Soren ragea dans sa barbe naissante, qu’est ce qui lui avait d’accepter d’aider cette femme au si mauvais caractère. Mais un coup d’œil sur ses formes féminines dissipait ces doutes. Sa jeune proie semblait absorbait pas d’autre pensé et l’effort qu’elle devait fournir pour supporter le poids du corps du blessé, même si le mineur l’aidait pas mal, la mettait encore plus en valeur. Ses yeux gris se posaient avec alternance sur le visage qui restait fermé de la femme, puis sur les formes de sa poitrine et enfin sur le blessé qui était dans un piteux état.

Lorsqu’ils arrivèrent au village, Soren était dégrisé, en tout cas suffisamment pour se rendre compte de l’horreur de ce tremblement de terre. Partout des blessés, des morts, des femmes cherchant leurs enfants, des fiancés espérant retrouvé leur promises. Le mineur pensa brièvement à sa propre famille, se demandant ou ils étaient, mais un coup d’œil sur la jeune femme à ces cotés lui fit oublié ces petits soucis familiaux.
Il la suivit jusqu’au refuge et l’aida à apporter le corps dans un endroit calme, du moins, ou il y avait encore de la place, mais tout les lits étant prit, il durent allongé le blessé au sol.

Son office accompli, il poussa un soupir avant de se redresser pour fixer intensément la femme. Elle semblait encore plus rêveuse que sur le chemin. Il fut surprit par la bourse qu’elle lui lança et l’attrapa en plein vol. Le poids des pièces dans sa main était assez conséquent, il n’aurait pas crut qu’elle lui donnerait une telle somme, mais ce n’était pas pour cela qu’il allait abandonner la partie si vite. L’alcool embrumait encore son esprit, et il s’imaginait que l’attitude désintéressée de la femme n’était qu’une astuce pour ne pas laisser paraître son désir. Il ne releva même pas le ton froid et sec lorsqu’elle lui parla.

Et lorsqu’elle tourna la tête, il crut que c’était pour cacher son trouble devant lui. Il était habitué avec les prostitués à ces petits jeux.

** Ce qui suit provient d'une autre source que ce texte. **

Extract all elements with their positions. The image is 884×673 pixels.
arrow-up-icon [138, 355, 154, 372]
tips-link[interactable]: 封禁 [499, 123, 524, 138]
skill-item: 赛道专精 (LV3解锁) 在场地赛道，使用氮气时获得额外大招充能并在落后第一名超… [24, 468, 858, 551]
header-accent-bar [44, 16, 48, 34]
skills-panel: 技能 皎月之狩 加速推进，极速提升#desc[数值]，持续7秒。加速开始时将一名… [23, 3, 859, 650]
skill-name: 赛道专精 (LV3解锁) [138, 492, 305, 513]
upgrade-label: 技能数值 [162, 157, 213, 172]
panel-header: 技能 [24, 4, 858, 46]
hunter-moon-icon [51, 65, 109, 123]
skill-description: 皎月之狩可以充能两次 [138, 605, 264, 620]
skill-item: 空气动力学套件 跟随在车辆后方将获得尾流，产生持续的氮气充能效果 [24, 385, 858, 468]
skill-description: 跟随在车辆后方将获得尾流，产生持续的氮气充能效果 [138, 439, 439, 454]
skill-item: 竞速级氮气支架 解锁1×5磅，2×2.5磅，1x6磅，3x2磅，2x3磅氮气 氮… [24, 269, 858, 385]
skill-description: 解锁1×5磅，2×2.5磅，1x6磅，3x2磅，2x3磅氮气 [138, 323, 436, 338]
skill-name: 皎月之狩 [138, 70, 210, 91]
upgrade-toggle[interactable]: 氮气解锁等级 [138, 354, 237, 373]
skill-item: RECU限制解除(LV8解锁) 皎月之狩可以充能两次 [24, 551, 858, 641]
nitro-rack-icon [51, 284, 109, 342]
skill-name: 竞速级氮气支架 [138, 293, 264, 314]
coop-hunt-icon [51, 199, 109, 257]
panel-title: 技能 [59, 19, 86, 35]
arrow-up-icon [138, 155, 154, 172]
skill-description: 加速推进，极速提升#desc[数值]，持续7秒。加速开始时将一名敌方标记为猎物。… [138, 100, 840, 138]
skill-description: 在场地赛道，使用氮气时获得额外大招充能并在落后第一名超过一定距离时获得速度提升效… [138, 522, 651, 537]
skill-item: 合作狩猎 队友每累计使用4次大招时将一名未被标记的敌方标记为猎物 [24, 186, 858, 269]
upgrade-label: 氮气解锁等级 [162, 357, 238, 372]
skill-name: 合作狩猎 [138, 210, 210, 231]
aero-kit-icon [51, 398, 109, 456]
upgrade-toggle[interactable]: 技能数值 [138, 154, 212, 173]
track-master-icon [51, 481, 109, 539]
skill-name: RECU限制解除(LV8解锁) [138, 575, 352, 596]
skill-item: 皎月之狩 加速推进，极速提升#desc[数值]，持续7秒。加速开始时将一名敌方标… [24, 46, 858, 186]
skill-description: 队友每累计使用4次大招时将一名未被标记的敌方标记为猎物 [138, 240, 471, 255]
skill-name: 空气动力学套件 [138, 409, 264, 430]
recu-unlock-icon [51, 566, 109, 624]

Mais lorsqu’elle lui dit de partir, sa conviction défailla légèrement.

*Non mais qu’est ce qu’elle croit ? Qu’elle peut m’allumer comme ça et me laisser tomber ?! Vraie que je m’appelle Soren, cette fille ne va pas s’en sortir comme ça !*

Elle le fixait de ses yeux noirs, elle le défiait. Perdant ces moyens devant cette ultime provocation, Soren oublia l’endroit ou il se trouvait et empoigna fermement les poignés de la femme pour l’emmener contre lui.

« Ne crois pas t’en sortir comme ça sale **** ! Tu dois me donner compensation des dégâts et du temps perdue ! »

Son haleine empestait l’alcool, il passa une main dans le dos de la femme tout en tenant avec l’autre un de ses poignets et la força à se coller contre lui. Il se moquait du remue ménage qu’il pouvait provoquer autour, plusieurs regards s’étaient déjà tourné vers eux, mais tous semblaient trop fatigués pour intervenir.
Il approcha sa bouche de l’oreille de la femme pour lui murmurer à elle seule.

« Tu connais un endroit tranquille ou tu préfères le faire ici, devant tout ces gens ? »

Soren était sur qu’elle allait être si intimidé qu’elle allait se laissait faire. Il présumait de sa force et de son charisme, et c’était en grande partie à cause de l’alcool. Il n’avait même pas remarqué dans le refuge deux silhouettes qui lui étaient pourtant familières. Deux de ses filles se trouvaient la et observait, les joues rouges, leur père se donnait en spectacle, ayant encore abusé de la boisson.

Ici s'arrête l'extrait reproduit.